Está en la página 1de 2

PATOFISIOLOGI HIPOGLIKEMI

Normal tubuh mempertahankan kadar gula darah antara 60-120 mg/dl. agar dapat memberi sumber energi bagi metabolisme sel. Pemasukan glukosa dari berbagai sumber seperti : pemasukan makanan, pemecahan glikogen, glukoneogenesis memacu terjadinya respon insulin. Orang sehat akan segera memproduksi Hormon insulin untuk menurunkan kembali kadar gula darah ke level yang normal. Pada orang Diabetes Melitus, terjadi defisiensi Insulin, sehingga Glukosa tidak bisa dimanfaatkan oleh sel dan hanya beredar di pembuluh darah sehingga menimbulkan Hiperglikemia. Untuk menurunkan kadar gula darah biasanya diberikan Insulin, namun karena dosis yang kurang tepat bisa menimbulkan penurunan glukosa darah yang cepat. Efek dari penurunan glukosa darah , bisa timbul Hipoglikemia, dengan gejala yang ringan sampai berat. Gejala Hipoglikemia Ringan, ketika kadar glukosa darah menurun, sistem syaraf simpatis akan terangsang. Terjadi pelimpahan adrenalin ke dalam darah menyebabkan gejala : perspirasi, tremor, takhikardia, palpitasi, gelisah dan rasa lapar. Pada Hipoglikemia Sedang, penurunan kadar glukosa darah menyebabkan sel-sel otak tidak memperoleh cukup bahan bakar dengan baik. Tanda-tanda gangguan fungsi pada sistem syaraf pusat mencakup ketidakmampuan berkonsentrasi, sakit kepala, vertigo, konfusio, penurunan daya ingat, patirasa di daerah bibir serta lidah, bicara pelo, gerakan tidak terkoordinasi, perubahan emosional, penglihatan ganda dan perasaan ingin pingsan. Pada Hipoglikemia Berat, fungsi sistem syaraf pusat mengalami gangguan yang sangat berat sehingga pasien memerlukan pertolongan orang lain untuk mengatasi Hipoglikemia yang diderita, gejalnya : Disorientasi, serangan kejang, sulit dibangunkan dari tidur, kehilangan kesadaran. Terjadi hipoglikemia bila serum glukosa tidak cukup untuk memenuhi kebutuhan jaringan. Sistem saraf sangat sensitif terhadap penurunan kadar glukosa serum, karena glukosa merupakan sumber energi utama. Otak tidak dapat menggunakan sumber energi lain (ketone, lemak) kecuali glukosa. Sebagai konsekwensi penurunan kadar glukosa, maka akan mempengaruhi aktivitas sistem saraf.

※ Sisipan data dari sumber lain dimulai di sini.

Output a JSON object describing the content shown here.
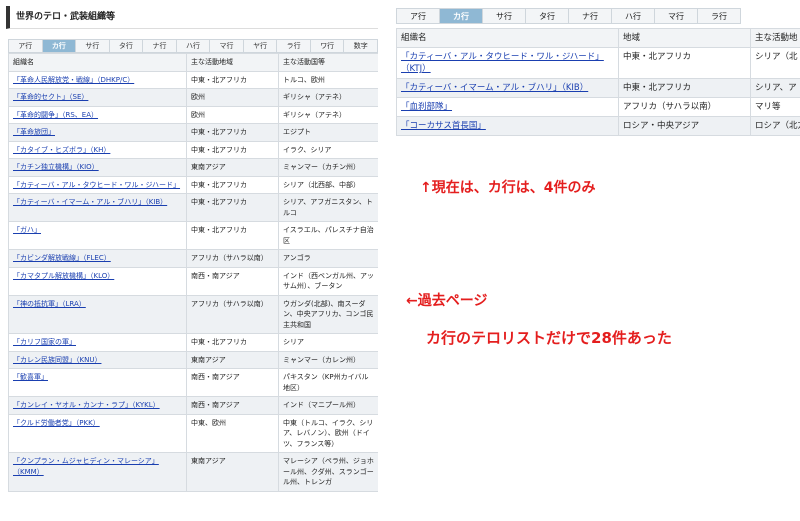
{
  "left": {
    "title": "世界のテロ・武装組織等",
    "tabs": [
      {
        "label": "ア行",
        "active": false
      },
      {
        "label": "カ行",
        "active": true
      },
      {
        "label": "サ行",
        "active": false
      },
      {
        "label": "タ行",
        "active": false
      },
      {
        "label": "ナ行",
        "active": false
      },
      {
        "label": "ハ行",
        "active": false
      },
      {
        "label": "マ行",
        "active": false
      },
      {
        "label": "ヤ行",
        "active": false
      },
      {
        "label": "ラ行",
        "active": false
      },
      {
        "label": "ワ行",
        "active": false
      },
      {
        "label": "数字",
        "active": false
      }
    ],
    "headers": [
      "組織名",
      "主な活動地域",
      "主な活動国等"
    ],
    "rows": [
      [
        "「革命人民解放党・戦線」（DHKP/C）",
        "中東・北アフリカ",
        "トルコ、欧州"
      ],
      [
        "「革命的セクト」（SE）",
        "欧州",
        "ギリシャ（アテネ）"
      ],
      [
        "「革命的闘争」（RS、EA）",
        "欧州",
        "ギリシャ（アテネ）"
      ],
      [
        "「革命旅団」",
        "中東・北アフリカ",
        "エジプト"
      ],
      [
        "「カタイブ・ヒズボラ」（KH）",
        "中東・北アフリカ",
        "イラク、シリア"
      ],
      [
        "「カチン独立機構」（KIO）",
        "東南アジア",
        "ミャンマー（カチン州）"
      ],
      [
        "「カティーバ・アル・タウヒード・ワル・ジハード」",
        "中東・北アフリカ",
        "シリア（北西部、中部）"
      ],
      [
        "「カティーバ・イマーム・アル・ブハリ」（KIB）",
        "中東・北アフリカ",
        "シリア、アフガニスタン、トルコ"
      ],
      [
        "「ガハ」",
        "中東・北アフリカ",
        "イスラエル、パレスチナ自治区"
      ],
      [
        "「カビンダ解放戦線」（FLEC）",
        "アフリカ（サハラ以南）",
        "アンゴラ"
      ],
      [
        "「カマタプル解放機構」（KLO）",
        "南西・南アジア",
        "インド（西ベンガル州、アッサム州）、ブータン"
      ],
      [
        "「神の抵抗軍」（LRA）",
        "アフリカ（サハラ以南）",
        "ウガンダ(北部)、南スーダン、中央アフリカ、コンゴ民主共和国"
      ],
      [
        "「カリフ国家の軍」",
        "中東・北アフリカ",
        "シリア"
      ],
      [
        "「カレン民族同盟」（KNU）",
        "東南アジア",
        "ミャンマー（カレン州）"
      ],
      [
        "「歓喜軍」",
        "南西・南アジア",
        "パキスタン（KP州カイバル地区）"
      ],
      [
        "「カンレイ・ヤオル・カンナ・ラプ」（KYKL）",
        "南西・南アジア",
        "インド（マニプール州）"
      ],
      [
        "「クルド労働者党」（PKK）",
        "中東、欧州",
        "中東（トルコ、イラク、シリア、レバノン）、欧州（ドイツ、フランス等）"
      ],
      [
        "「クンプラン・ムジャヒディン・マレーシア」（KMM）",
        "東南アジア",
        "マレーシア（ペラ州、ジョホール州、クダ州、スランゴール州、トレンガ"
      ]
    ]
  },
  "right": {
    "tabs": [
      {
        "label": "ア行",
        "active": false
      },
      {
        "label": "カ行",
        "active": true
      },
      {
        "label": "サ行",
        "active": false
      },
      {
        "label": "タ行",
        "active": false
      },
      {
        "label": "ナ行",
        "active": false
      },
      {
        "label": "ハ行",
        "active": false
      },
      {
        "label": "マ行",
        "active": false
      },
      {
        "label": "ラ行",
        "active": false
      }
    ],
    "headers": [
      "組織名",
      "地域",
      "主な活動地"
    ],
    "rows": [
      [
        "「カティーバ・アル・タウヒード・ワル・ジハード」（KTJ）",
        "中東・北アフリカ",
        "シリア（北"
      ],
      [
        "「カティーバ・イマーム・アル・ブハリ」（KIB）",
        "中東・北アフリカ",
        "シリア、ア"
      ],
      [
        "「血刹部隊」",
        "アフリカ（サハラ以南）",
        "マリ等"
      ],
      [
        "「コーカサス首長国」",
        "ロシア・中央アジア",
        "ロシア（北方）"
      ]
    ]
  },
  "annotations": {
    "current": "↑現在は、カ行は、4件のみ",
    "past": "←過去ページ",
    "count": "カ行のテロリストだけで28件あった"
  },
  "colors": {
    "annotation": "#e41e1e",
    "active_tab": "#8fb8d4",
    "link": "#1a3fb0"
  }
}
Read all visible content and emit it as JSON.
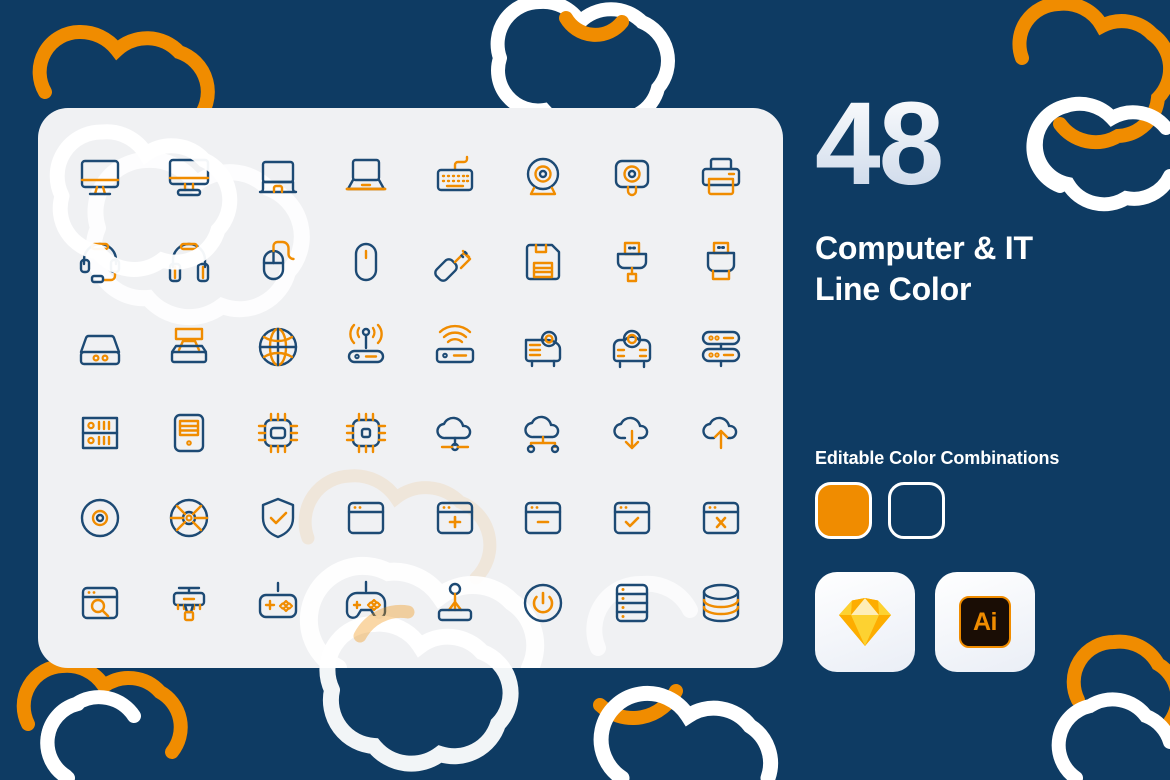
{
  "palette": {
    "background_navy": "#0E3B63",
    "card_gray": "#F0F1F3",
    "accent_orange": "#F08C00",
    "icon_navy": "#1D4A74",
    "white": "#FFFFFF"
  },
  "right_panel": {
    "count": "48",
    "title_line1": "Computer & IT",
    "title_line2": "Line Color",
    "combinations_label": "Editable Color Combinations",
    "swatches": [
      {
        "name": "orange-swatch",
        "style": "filled",
        "color": "#F08C00"
      },
      {
        "name": "outline-swatch",
        "style": "hollow",
        "color": "#FFFFFF"
      }
    ],
    "apps": [
      {
        "name": "sketch-badge",
        "label": ""
      },
      {
        "name": "illustrator-badge",
        "label": "Ai"
      }
    ]
  },
  "icon_grid": {
    "columns": 8,
    "rows": 6,
    "icons": [
      {
        "name": "desktop-monitor-icon"
      },
      {
        "name": "desktop-monitor-stand-icon"
      },
      {
        "name": "laptop-closed-icon"
      },
      {
        "name": "laptop-open-icon"
      },
      {
        "name": "keyboard-icon"
      },
      {
        "name": "webcam-round-icon"
      },
      {
        "name": "webcam-square-icon"
      },
      {
        "name": "printer-icon"
      },
      {
        "name": "headset-icon"
      },
      {
        "name": "headphones-icon"
      },
      {
        "name": "mouse-wired-icon"
      },
      {
        "name": "mouse-wireless-icon"
      },
      {
        "name": "usb-flash-drive-icon"
      },
      {
        "name": "floppy-disk-icon"
      },
      {
        "name": "usb-connector-icon"
      },
      {
        "name": "usb-plug-icon"
      },
      {
        "name": "external-hard-drive-icon"
      },
      {
        "name": "scanner-icon"
      },
      {
        "name": "globe-network-icon"
      },
      {
        "name": "wireless-router-icon"
      },
      {
        "name": "wifi-modem-icon"
      },
      {
        "name": "projector-icon"
      },
      {
        "name": "projector-front-icon"
      },
      {
        "name": "server-stack-icon"
      },
      {
        "name": "server-rack-icon"
      },
      {
        "name": "computer-tower-icon"
      },
      {
        "name": "cpu-chip-icon"
      },
      {
        "name": "processor-icon"
      },
      {
        "name": "cloud-network-icon"
      },
      {
        "name": "cloud-computing-icon"
      },
      {
        "name": "cloud-download-icon"
      },
      {
        "name": "cloud-upload-icon"
      },
      {
        "name": "compact-disc-icon"
      },
      {
        "name": "dvd-disc-icon"
      },
      {
        "name": "security-shield-icon"
      },
      {
        "name": "browser-window-icon"
      },
      {
        "name": "browser-add-icon"
      },
      {
        "name": "browser-remove-icon"
      },
      {
        "name": "browser-check-icon"
      },
      {
        "name": "browser-close-icon"
      },
      {
        "name": "browser-search-icon"
      },
      {
        "name": "printer-3d-icon"
      },
      {
        "name": "gamepad-icon"
      },
      {
        "name": "game-controller-icon"
      },
      {
        "name": "joystick-icon"
      },
      {
        "name": "power-button-icon"
      },
      {
        "name": "server-database-icon"
      },
      {
        "name": "database-icon"
      }
    ]
  }
}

Dalam keadaan normal, penurunan glukosa serum oleh karena aktivitas hormon insulin secara akut, akan merangsang sekresi hormon glukagon dan epinephrin yang dapat meningkatkan kadar glukosa darah. Sekresi hormon glukagon pada penderita IDDM mengalami gangguan, sehingga tidak dapat menaikkan kadar gula darah. Peran hormon glukagon diasumsikan akan digantikan oleh hormon ephinephrine untuk menaikan gula darah, dengan cara meningkatkan produksi glukosa hepar dan menghambat sekresi hormon insulin. Akan tetapi pada penderita IDDM sekresi hormon ephinephrine juga menurun, sebagai akibat adanya gangguan saraf outonom. Respon terhadap penurunan kadar gula darah (hipoglikemia) dapat dibedakan menjadi 2 kategori yaitu : 1. Gejala adrenergik sebagai akibat dari stimulasi sistem saraf outonom dengan gejala palpitasi, iritabile, kelemahan umum, dilatasi pupil, pucart, keringat dingin. 2. Gejala neuroglycopenia sebagai akibat dari tidak adekwatnya suplay gula darah ke jaringan saraf, yaitu sakit kepala, gelisah, tidak mampu konsentrasi, bicara tidak jelas, gangguan penglihatan, kejang, coma. Hal ini sering tampak pada kadar glukosa darah dibawah 45 50 mg/dl.